A REALTOR is a member of the National Association of REALTORS and generally a licensed broker or agent who is licensed to conduct real estate business on behalf of their clients. REALTORS are held to a high standard of ethics and continuing education to maintain their membership in the National Association of REALTORS and their state licenses.
What is an escrow officer?
An escrow officer is a neutral third party that walks everyone through closing. The escrow officer is in communication with all parties involved in the transaction and works for the title company where the earnest money and such is being held until closing. The escrow officer facilitates closing the sale and will help when you sign documents. In Oregon, escrow officers are generally work for title companies. Escrow and Title services are provided by the same company.
What is a Homeowners Association?
A HOA or Homeowners Association is a non profit organization that manages a community, typically new construction and condos. Most homes with an active HOA will pay a monthly fee to help maintain common areas such as pools, parks and more.
What is the difference between being pre-qualified and pre-approved for a loan?
A pre-qualification is a verbal guesstimate as to what you can afford when purchasing a new home. A mortgage broker will ask you your monthly income and expenses and give you a general idea of home much you can afford without doing a hard check.
A pre-approval is a hard amount as to what you can afford after important financial information is reviewed. this includes looking at bank statements, tax returns and pulling a credit report. A pre-approval letter is necessary when presenting an offer on a home.
What is Title Insurance?
Title Insurance protects the lender and the buyer from any disputes that may arise over the title of the purchased property. It is literally an insurance policy that kicks in if someone comes to you after the sale as says that you owe them money because you are the owner of the property. I recall that in one transaction a buyer found out after closing that there was a lien against his home because of an unpaid water bill. It was for $900. The title company did not find this unpaid bill in their title search, so when it was brought to their attention that there was a lien against the house, they promptly paid the utility company.

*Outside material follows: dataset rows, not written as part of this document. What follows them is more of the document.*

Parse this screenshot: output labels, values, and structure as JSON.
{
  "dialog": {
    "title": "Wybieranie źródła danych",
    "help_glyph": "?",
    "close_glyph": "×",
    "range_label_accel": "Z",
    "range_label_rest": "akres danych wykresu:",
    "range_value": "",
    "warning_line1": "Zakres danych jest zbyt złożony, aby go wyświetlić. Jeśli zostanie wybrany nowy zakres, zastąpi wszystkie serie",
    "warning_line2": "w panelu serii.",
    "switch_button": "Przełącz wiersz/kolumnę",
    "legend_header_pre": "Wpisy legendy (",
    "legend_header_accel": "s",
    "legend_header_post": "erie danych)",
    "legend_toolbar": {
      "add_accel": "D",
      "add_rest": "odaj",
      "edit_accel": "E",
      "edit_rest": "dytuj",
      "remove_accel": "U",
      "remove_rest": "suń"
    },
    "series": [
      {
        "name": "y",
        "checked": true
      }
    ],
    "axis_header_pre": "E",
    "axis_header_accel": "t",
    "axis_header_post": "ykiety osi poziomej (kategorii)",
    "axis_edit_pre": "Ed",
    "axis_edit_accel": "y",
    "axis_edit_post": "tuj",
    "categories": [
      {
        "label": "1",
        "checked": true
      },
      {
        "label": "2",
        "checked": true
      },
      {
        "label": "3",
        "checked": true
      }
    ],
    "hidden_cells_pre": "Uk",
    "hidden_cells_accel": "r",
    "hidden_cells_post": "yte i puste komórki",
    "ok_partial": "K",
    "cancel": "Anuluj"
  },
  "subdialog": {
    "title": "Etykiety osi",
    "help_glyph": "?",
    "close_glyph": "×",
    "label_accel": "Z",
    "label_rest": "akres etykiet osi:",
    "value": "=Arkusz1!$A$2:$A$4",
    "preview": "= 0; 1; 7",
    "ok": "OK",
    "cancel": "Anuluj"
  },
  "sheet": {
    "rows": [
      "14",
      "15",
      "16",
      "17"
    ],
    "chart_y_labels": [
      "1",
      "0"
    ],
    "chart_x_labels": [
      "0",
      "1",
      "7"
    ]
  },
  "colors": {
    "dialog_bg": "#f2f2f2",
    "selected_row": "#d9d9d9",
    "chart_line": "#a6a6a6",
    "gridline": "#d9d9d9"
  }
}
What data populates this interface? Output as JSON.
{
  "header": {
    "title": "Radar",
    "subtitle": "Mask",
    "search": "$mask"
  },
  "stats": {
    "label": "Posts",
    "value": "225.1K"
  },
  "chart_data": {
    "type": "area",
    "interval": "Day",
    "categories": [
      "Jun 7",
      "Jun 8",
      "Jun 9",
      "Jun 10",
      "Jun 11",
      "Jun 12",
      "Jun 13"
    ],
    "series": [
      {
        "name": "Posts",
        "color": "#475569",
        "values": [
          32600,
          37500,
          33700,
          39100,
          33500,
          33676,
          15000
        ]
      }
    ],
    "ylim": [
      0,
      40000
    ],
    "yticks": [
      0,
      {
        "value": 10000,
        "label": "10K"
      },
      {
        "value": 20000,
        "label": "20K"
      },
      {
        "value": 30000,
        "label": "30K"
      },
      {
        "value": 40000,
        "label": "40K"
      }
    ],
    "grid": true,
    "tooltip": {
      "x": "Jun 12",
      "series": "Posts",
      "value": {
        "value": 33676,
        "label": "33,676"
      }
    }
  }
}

What is the difference between a “Listing Agent” and a “Buyers Agent”?
Sellers hire a Listing Agent to market and sell their property. A Listing Agent prepares the RMLS listing, flyers, holds open houses, places a lockbox on the home and creates any marketing. Sellers typically pay 5% for real estate services that is divided equally between the Sellers and Buyers Agents.
Buyers hire a buyers agent to help them purchase a home. A Buyer's Agent shows buyers homes and helps them write offers and navigate the purchasing process. Buyers pay nothing to work with a buyer's agent, but will pay a Sellers Agent when selling the home.
All REALTORS have the capacity to be both a Sellers and Buyers agents. Some brokers have teams of agents that work with them and therefore have designated Buyers and Sellers Agents.
Why should I work with a REALTOR?
Working with a REALTOR is a smart move in any market. Right now Portland is a Seller's market making it even more important as a buyer to work with a professional. A REALTOR can pull comps, show properties, and guide you through the buying process while offering the experience necessary to get the deal done.
As a seller, you might be leaving a lot of money on the table if you do not employ a professional REALTOR to assist you. REALTORS usually list properties in the RMLS and we spend a great deal of time and money marketing properties. This can make a big difference in the sale price.
Overall, REALTORS with experience in up or down markets have the ability to offer advice and guidance throughout the buying and selling process. In my own case, I have been selling real estate in Portland, and I have been involved in about 300 transactions. I would say that I have seen it all, but I still run across strange situations that I have not encountered in my 12 year history. It is my experience that helps me keep deals together in spite of adversity.